Next to zero backward compatibility: most distros insist all software must be recompiled for the current version of a distro.
I can imagine a future scenario as follows: user buys device X, during checkout selects Y as preferred OS. All OSes of note that can run on device X, are included as option.
Selected OS is preconfigured to run on device, using some enterprise scale fully automated system, built atop a vast database of OS versions, drivers, configuration options, device-dependent defaults, etc, etc, going at least 10 years back for popular options.
How this works exactly, is (mostly) irrelevant from user point of view. Might be standardized configurations for some niche OSes (with limited set of supported devices), different flavours of current / popular OSes, components compiled on-demand on server side, cached or not, binaries for every relevant version/OS pulled from database, etc, etc. The point is it's all automated, all options & their combinations are put into a constraint solver of some kind (like advanced package managers of today), and resulting OS image for preloading on device, is generated on demand.
Upon receiving device, user browses through a Play Store like environment, or even a souped up start menu with 100k+ entries most of which are greyed out, some present pricing options, caveats, user reviews, etc. Payment options are mostly automated, a configuration setting or 2-second "I'm okay with that!" away.
Upon selecting a (greyed out) app, server is contacted. Informs OS what VM or emulator to set up, what libraries & compatibility layers to install, what settings to apply, etc. Again: fully automated. App binary, game data etc is pulled from database or generated on-the-fly in same fashion as OS image used to preload device.
There may be community maintained versions of this "enterprise scale, database backed system". There will be commercial ones. Some may be run as a Netflix style service. Some apps may run server side, streaming to user device. Or be browser based using tech like WebAssembly. But for the vast majority of users, it's irrelevant to the point of "buy device, select preload option, and run apps".
Most pieces are already in place: a vast selection of (binary) apps & OSes including open source ones. Emulators, virtual machines, compatibility layers, binary code translators, Snap, Flatpak, etc etc. Figuring out which combination of options could be used = constraint solving. The state of the art in that has advanced considerably. Automated build farms and networks of download mirrors or other content distribution systems, are in place & actively used.

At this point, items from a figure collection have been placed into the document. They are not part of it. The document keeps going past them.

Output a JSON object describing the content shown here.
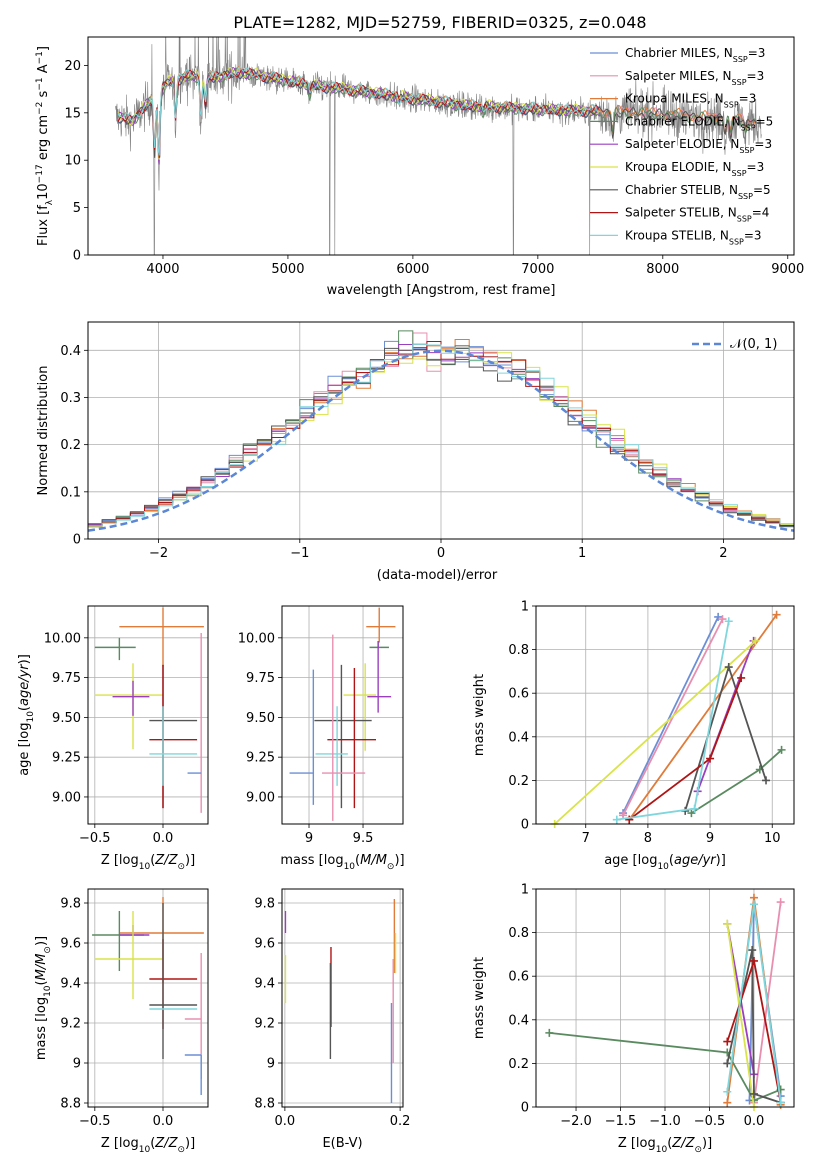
{
  "figure_title": "PLATE=1282, MJD=52759, FIBERID=0325, z=0.048",
  "colors": {
    "chabrier_miles": "#6b8fd6",
    "salpeter_miles": "#e88fb0",
    "kroupa_miles": "#e07b39",
    "chabrier_elodie": "#5a8a60",
    "salpeter_elodie": "#9b3fbf",
    "kroupa_elodie": "#d9e34a",
    "chabrier_stelib": "#555555",
    "salpeter_stelib": "#b01515",
    "kroupa_stelib": "#7fd6dc",
    "data": "#808080",
    "gaussian": "#5b87d6"
  },
  "chart_data": [
    {
      "id": "spectrum",
      "type": "line",
      "xlabel": "wavelength [Angstrom, rest frame]",
      "ylabel": "Flux [f_λ 10^-17 erg cm^-2 s^-1 A^-1]",
      "xlim": [
        3400,
        9050
      ],
      "ylim": [
        0,
        23
      ],
      "xticks": [
        4000,
        5000,
        6000,
        7000,
        8000,
        9000
      ],
      "yticks": [
        0,
        5,
        10,
        15,
        20
      ],
      "legend_position": "top-right",
      "legend": [
        {
          "label": "Chabrier MILES, N_SSP=3",
          "color_key": "chabrier_miles"
        },
        {
          "label": "Salpeter MILES, N_SSP=3",
          "color_key": "salpeter_miles"
        },
        {
          "label": "Kroupa MILES, N_SSP=3",
          "color_key": "kroupa_miles"
        },
        {
          "label": "Chabrier ELODIE, N_SSP=5",
          "color_key": "chabrier_elodie"
        },
        {
          "label": "Salpeter ELODIE, N_SSP=3",
          "color_key": "salpeter_elodie"
        },
        {
          "label": "Kroupa ELODIE, N_SSP=3",
          "color_key": "kroupa_elodie"
        },
        {
          "label": "Chabrier STELIB, N_SSP=5",
          "color_key": "chabrier_stelib"
        },
        {
          "label": "Salpeter STELIB, N_SSP=4",
          "color_key": "salpeter_stelib"
        },
        {
          "label": "Kroupa STELIB, N_SSP=3",
          "color_key": "kroupa_stelib"
        }
      ],
      "continuum": [
        [
          3650,
          14.5
        ],
        [
          3750,
          14.0
        ],
        [
          3850,
          15.5
        ],
        [
          3950,
          16.8
        ],
        [
          4050,
          18.2
        ],
        [
          4200,
          18.8
        ],
        [
          4400,
          18.6
        ],
        [
          4600,
          19.2
        ],
        [
          4800,
          18.8
        ],
        [
          5000,
          18.3
        ],
        [
          5200,
          17.8
        ],
        [
          5400,
          17.5
        ],
        [
          5600,
          17.2
        ],
        [
          5800,
          16.8
        ],
        [
          6000,
          16.4
        ],
        [
          6200,
          16.1
        ],
        [
          6400,
          15.7
        ],
        [
          6600,
          15.6
        ],
        [
          6800,
          15.4
        ],
        [
          7000,
          15.3
        ],
        [
          7200,
          15.2
        ],
        [
          7400,
          15.1
        ],
        [
          7600,
          15.0
        ],
        [
          7800,
          15.0
        ],
        [
          8000,
          14.8
        ],
        [
          8200,
          14.6
        ],
        [
          8400,
          14.4
        ],
        [
          8600,
          14.2
        ],
        [
          8750,
          14.0
        ]
      ],
      "model_end": [
        7500,
        8750,
        8750,
        8750,
        7500,
        7500,
        8750,
        7500,
        7500
      ],
      "absorption": [
        [
          3933,
          10
        ],
        [
          3968,
          9
        ],
        [
          4100,
          14
        ],
        [
          4304,
          14.5
        ],
        [
          4340,
          15.5
        ],
        [
          5175,
          16.8
        ],
        [
          5890,
          16.1
        ],
        [
          6563,
          14.9
        ],
        [
          7600,
          12.5
        ],
        [
          8498,
          12.8
        ],
        [
          8542,
          12.5
        ],
        [
          8662,
          12.8
        ]
      ],
      "data_dropouts": [
        3930,
        5335,
        5375,
        6805,
        7415
      ]
    },
    {
      "id": "residuals",
      "type": "line",
      "xlabel": "(data-model)/error",
      "ylabel": "Normed distribution",
      "xlim": [
        -2.5,
        2.5
      ],
      "ylim": [
        0,
        0.46
      ],
      "xticks": [
        -2,
        -1,
        0,
        1,
        2
      ],
      "xticklabels": [
        "−2",
        "−1",
        "0",
        "1",
        "2"
      ],
      "yticks": [
        0.0,
        0.1,
        0.2,
        0.3,
        0.4
      ],
      "legend_label": "𝒩(0, 1)",
      "legend_position": "top-right",
      "bin_width": 0.1
    },
    {
      "id": "age_vs_Z",
      "type": "scatter",
      "xlabel": "Z [log10(Z/Z⊙)]",
      "ylabel": "age [log10(age/yr)]",
      "xlim": [
        -0.55,
        0.33
      ],
      "ylim": [
        8.83,
        10.2
      ],
      "xticks": [
        -0.5,
        0.0
      ],
      "xticklabels": [
        "−0.5",
        "0.0"
      ],
      "yticks": [
        9.0,
        9.25,
        9.5,
        9.75,
        10.0
      ],
      "yticklabels": [
        "9.00",
        "9.25",
        "9.50",
        "9.75",
        "10.00"
      ],
      "points": [
        {
          "c": "kroupa_miles",
          "x": 0.0,
          "xerr": [
            0.32,
            0.3
          ],
          "y": 10.07,
          "yerr": [
            0.25,
            0.12
          ]
        },
        {
          "c": "chabrier_elodie",
          "x": -0.32,
          "xerr": [
            0.18,
            0.12
          ],
          "y": 9.94,
          "yerr": [
            0.08,
            0.06
          ]
        },
        {
          "c": "kroupa_elodie",
          "x": -0.22,
          "xerr": [
            0.28,
            0.22
          ],
          "y": 9.64,
          "yerr": [
            0.34,
            0.2
          ]
        },
        {
          "c": "salpeter_elodie",
          "x": -0.22,
          "xerr": [
            0.15,
            0.12
          ],
          "y": 9.63,
          "yerr": [
            0.12,
            0.1
          ]
        },
        {
          "c": "chabrier_stelib",
          "x": 0.0,
          "xerr": [
            0.1,
            0.25
          ],
          "y": 9.48,
          "yerr": [
            0.55,
            0.35
          ]
        },
        {
          "c": "salpeter_stelib",
          "x": 0.0,
          "xerr": [
            0.1,
            0.25
          ],
          "y": 9.36,
          "yerr": [
            0.43,
            0.47
          ]
        },
        {
          "c": "kroupa_stelib",
          "x": 0.0,
          "xerr": [
            0.1,
            0.25
          ],
          "y": 9.27,
          "yerr": [
            0.2,
            0.3
          ]
        },
        {
          "c": "salpeter_miles",
          "x": 0.28,
          "xerr": [
            0.0,
            0.0
          ],
          "y": 9.27,
          "yerr": [
            0.37,
            0.76
          ]
        },
        {
          "c": "chabrier_miles",
          "x": 0.28,
          "xerr": [
            0.1,
            0.0
          ],
          "y": 9.15,
          "yerr": [
            0.0,
            0.0
          ]
        }
      ]
    },
    {
      "id": "age_vs_mass",
      "type": "scatter",
      "xlabel": "mass [log10(M/M⊙)]",
      "ylabel": "",
      "xlim": [
        8.75,
        9.87
      ],
      "ylim": [
        8.83,
        10.2
      ],
      "xticks": [
        9.0,
        9.5
      ],
      "yticks": [
        9.0,
        9.25,
        9.5,
        9.75,
        10.0
      ],
      "yticklabels": [
        "9.00",
        "9.25",
        "9.50",
        "9.75",
        "10.00"
      ],
      "points": [
        {
          "c": "kroupa_miles",
          "x": 9.65,
          "xerr": [
            0.12,
            0.15
          ],
          "y": 10.07,
          "yerr": [
            0.1,
            0.12
          ]
        },
        {
          "c": "chabrier_elodie",
          "x": 9.64,
          "xerr": [
            0.08,
            0.1
          ],
          "y": 9.94,
          "yerr": [
            0.0,
            0.04
          ]
        },
        {
          "c": "salpeter_elodie",
          "x": 9.64,
          "xerr": [
            0.1,
            0.12
          ],
          "y": 9.63,
          "yerr": [
            0.1,
            0.35
          ]
        },
        {
          "c": "kroupa_elodie",
          "x": 9.52,
          "xerr": [
            0.2,
            0.1
          ],
          "y": 9.64,
          "yerr": [
            0.35,
            0.2
          ]
        },
        {
          "c": "chabrier_stelib",
          "x": 9.3,
          "xerr": [
            0.25,
            0.28
          ],
          "y": 9.48,
          "yerr": [
            0.55,
            0.35
          ]
        },
        {
          "c": "salpeter_stelib",
          "x": 9.42,
          "xerr": [
            0.25,
            0.2
          ],
          "y": 9.36,
          "yerr": [
            0.43,
            0.45
          ]
        },
        {
          "c": "kroupa_stelib",
          "x": 9.26,
          "xerr": [
            0.2,
            0.1
          ],
          "y": 9.27,
          "yerr": [
            0.2,
            0.3
          ]
        },
        {
          "c": "salpeter_miles",
          "x": 9.22,
          "xerr": [
            0.1,
            0.3
          ],
          "y": 9.15,
          "yerr": [
            0.3,
            0.87
          ]
        },
        {
          "c": "chabrier_miles",
          "x": 9.04,
          "xerr": [
            0.22,
            0.0
          ],
          "y": 9.15,
          "yerr": [
            0.2,
            0.65
          ]
        }
      ]
    },
    {
      "id": "mass_weight_vs_age",
      "type": "line",
      "xlabel": "age [log10(age/yr)]",
      "ylabel": "mass weight",
      "xlim": [
        6.2,
        10.35
      ],
      "ylim": [
        0,
        1.0
      ],
      "xticks": [
        7,
        8,
        9,
        10
      ],
      "yticks": [
        0.0,
        0.2,
        0.4,
        0.6,
        0.8,
        1.0
      ],
      "series": [
        {
          "c": "chabrier_miles",
          "x": [
            7.6,
            9.13
          ],
          "y": [
            0.05,
            0.95
          ]
        },
        {
          "c": "salpeter_miles",
          "x": [
            7.6,
            9.2
          ],
          "y": [
            0.04,
            0.94
          ]
        },
        {
          "c": "kroupa_miles",
          "x": [
            7.7,
            10.07
          ],
          "y": [
            0.02,
            0.96
          ]
        },
        {
          "c": "chabrier_elodie",
          "x": [
            8.7,
            9.8,
            10.15
          ],
          "y": [
            0.05,
            0.25,
            0.34
          ]
        },
        {
          "c": "salpeter_elodie",
          "x": [
            8.8,
            9.7
          ],
          "y": [
            0.15,
            0.84
          ]
        },
        {
          "c": "kroupa_elodie",
          "x": [
            6.5,
            9.73
          ],
          "y": [
            0.0,
            0.84
          ]
        },
        {
          "c": "chabrier_stelib",
          "x": [
            8.6,
            9.3,
            9.9
          ],
          "y": [
            0.06,
            0.72,
            0.2
          ]
        },
        {
          "c": "salpeter_stelib",
          "x": [
            7.7,
            9.0,
            9.5
          ],
          "y": [
            0.02,
            0.3,
            0.67
          ]
        },
        {
          "c": "kroupa_stelib",
          "x": [
            7.5,
            8.75,
            9.3
          ],
          "y": [
            0.02,
            0.07,
            0.93
          ]
        }
      ]
    },
    {
      "id": "mass_vs_Z",
      "type": "scatter",
      "xlabel": "Z [log10(Z/Z⊙)]",
      "ylabel": "mass [log10(M/M⊙)]",
      "xlim": [
        -0.55,
        0.33
      ],
      "ylim": [
        8.78,
        9.87
      ],
      "xticks": [
        -0.5,
        0.0
      ],
      "xticklabels": [
        "−0.5",
        "0.0"
      ],
      "yticks": [
        8.8,
        9.0,
        9.2,
        9.4,
        9.6,
        9.8
      ],
      "points": [
        {
          "c": "kroupa_miles",
          "x": 0.0,
          "xerr": [
            0.32,
            0.3
          ],
          "y": 9.65,
          "yerr": [
            0.25,
            0.18
          ]
        },
        {
          "c": "chabrier_elodie",
          "x": -0.32,
          "xerr": [
            0.2,
            0.18
          ],
          "y": 9.64,
          "yerr": [
            0.18,
            0.12
          ]
        },
        {
          "c": "salpeter_elodie",
          "x": -0.22,
          "xerr": [
            0.1,
            0.12
          ],
          "y": 9.64,
          "yerr": [
            0.0,
            0.05
          ]
        },
        {
          "c": "kroupa_elodie",
          "x": -0.22,
          "xerr": [
            0.28,
            0.22
          ],
          "y": 9.52,
          "yerr": [
            0.2,
            0.24
          ]
        },
        {
          "c": "salpeter_stelib",
          "x": 0.0,
          "xerr": [
            0.1,
            0.25
          ],
          "y": 9.42,
          "yerr": [
            0.25,
            0.2
          ]
        },
        {
          "c": "chabrier_stelib",
          "x": 0.0,
          "xerr": [
            0.1,
            0.25
          ],
          "y": 9.29,
          "yerr": [
            0.27,
            0.51
          ]
        },
        {
          "c": "kroupa_stelib",
          "x": 0.0,
          "xerr": [
            0.1,
            0.25
          ],
          "y": 9.27,
          "yerr": [
            0.0,
            0.0
          ]
        },
        {
          "c": "salpeter_miles",
          "x": 0.28,
          "xerr": [
            0.12,
            0.0
          ],
          "y": 9.22,
          "yerr": [
            0.3,
            0.33
          ]
        },
        {
          "c": "chabrier_miles",
          "x": 0.28,
          "xerr": [
            0.12,
            0.0
          ],
          "y": 9.04,
          "yerr": [
            0.2,
            0.0
          ]
        }
      ]
    },
    {
      "id": "mass_vs_ebv",
      "type": "scatter",
      "xlabel": "E(B-V)",
      "ylabel": "",
      "xlim": [
        -0.005,
        0.205
      ],
      "ylim": [
        8.78,
        9.87
      ],
      "xticks": [
        0.0,
        0.2
      ],
      "xticklabels": [
        "0.0",
        "0.2"
      ],
      "yticks": [
        8.8,
        9.0,
        9.2,
        9.4,
        9.6,
        9.8
      ],
      "points": [
        {
          "c": "salpeter_elodie",
          "x": 0.001,
          "xerr": [
            0,
            0
          ],
          "y": 9.7,
          "yerr": [
            0.05,
            0.06
          ]
        },
        {
          "c": "kroupa_elodie",
          "x": 0.001,
          "xerr": [
            0,
            0
          ],
          "y": 9.42,
          "yerr": [
            0.12,
            0.12
          ]
        },
        {
          "c": "salpeter_stelib",
          "x": 0.08,
          "xerr": [
            0,
            0
          ],
          "y": 9.4,
          "yerr": [
            0.22,
            0.18
          ]
        },
        {
          "c": "chabrier_stelib",
          "x": 0.079,
          "xerr": [
            0,
            0
          ],
          "y": 9.2,
          "yerr": [
            0.18,
            0.3
          ]
        },
        {
          "c": "kroupa_miles",
          "x": 0.19,
          "xerr": [
            0,
            0
          ],
          "y": 9.6,
          "yerr": [
            0.15,
            0.22
          ]
        },
        {
          "c": "kroupa_elodie",
          "x": 0.192,
          "xerr": [
            0,
            0
          ],
          "y": 9.55,
          "yerr": [
            0.1,
            0.1
          ]
        },
        {
          "c": "salpeter_miles",
          "x": 0.188,
          "xerr": [
            0,
            0
          ],
          "y": 9.22,
          "yerr": [
            0.22,
            0.3
          ]
        },
        {
          "c": "chabrier_miles",
          "x": 0.185,
          "xerr": [
            0,
            0
          ],
          "y": 9.05,
          "yerr": [
            0.25,
            0.25
          ]
        }
      ]
    },
    {
      "id": "mass_weight_vs_Z",
      "type": "line",
      "xlabel": "Z [log10(Z/Z⊙)]",
      "ylabel": "mass weight",
      "xlim": [
        -2.45,
        0.45
      ],
      "ylim": [
        0,
        1.0
      ],
      "xticks": [
        -2.0,
        -1.5,
        -1.0,
        -0.5,
        0.0
      ],
      "xticklabels": [
        "−2.0",
        "−1.5",
        "−1.0",
        "−0.5",
        "0.0"
      ],
      "yticks": [
        0.0,
        0.2,
        0.4,
        0.6,
        0.8,
        1.0
      ],
      "series": [
        {
          "c": "chabrier_miles",
          "x": [
            -0.05,
            0.0,
            0.3
          ],
          "y": [
            0.03,
            0.93,
            0.05
          ]
        },
        {
          "c": "salpeter_miles",
          "x": [
            0.0,
            0.3
          ],
          "y": [
            0.02,
            0.94
          ]
        },
        {
          "c": "kroupa_miles",
          "x": [
            -0.3,
            0.0,
            0.3
          ],
          "y": [
            0.02,
            0.96,
            0.01
          ]
        },
        {
          "c": "chabrier_elodie",
          "x": [
            -2.3,
            -0.3,
            0.0,
            0.3
          ],
          "y": [
            0.34,
            0.25,
            0.03,
            0.08
          ]
        },
        {
          "c": "salpeter_elodie",
          "x": [
            -0.3,
            0.0
          ],
          "y": [
            0.84,
            0.15
          ]
        },
        {
          "c": "kroupa_elodie",
          "x": [
            -0.3,
            0.0
          ],
          "y": [
            0.84,
            0.0
          ]
        },
        {
          "c": "chabrier_stelib",
          "x": [
            -0.3,
            -0.02,
            0.0,
            0.3
          ],
          "y": [
            0.2,
            0.72,
            0.06,
            0.02
          ]
        },
        {
          "c": "salpeter_stelib",
          "x": [
            -0.3,
            0.0,
            0.3
          ],
          "y": [
            0.3,
            0.67,
            0.02
          ]
        },
        {
          "c": "kroupa_stelib",
          "x": [
            -0.3,
            0.0,
            0.3
          ],
          "y": [
            0.07,
            0.93,
            0.02
          ]
        }
      ]
    }
  ]
}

Yeah I know this is just a vision, and some puzzle pieces are missing. But one can hardly deny that in software land, there is some degree of convergence going on. Major OS choices these days are Windows, Mac, Android or Linux. All offering a comparable feature set, with considerable cross-polination in terms of software libraries, GUI features, and hardware support. Making it (almost) possible to run any popular application software on any popular OS. Not to mention AI powered 'coding bots' that -in near future- may plug some of the holes.
So the answer to question raised in the article: in practice, it is less & less relevant. Pick a set of apps, pick OS, pick device supporting that, download & enjoy.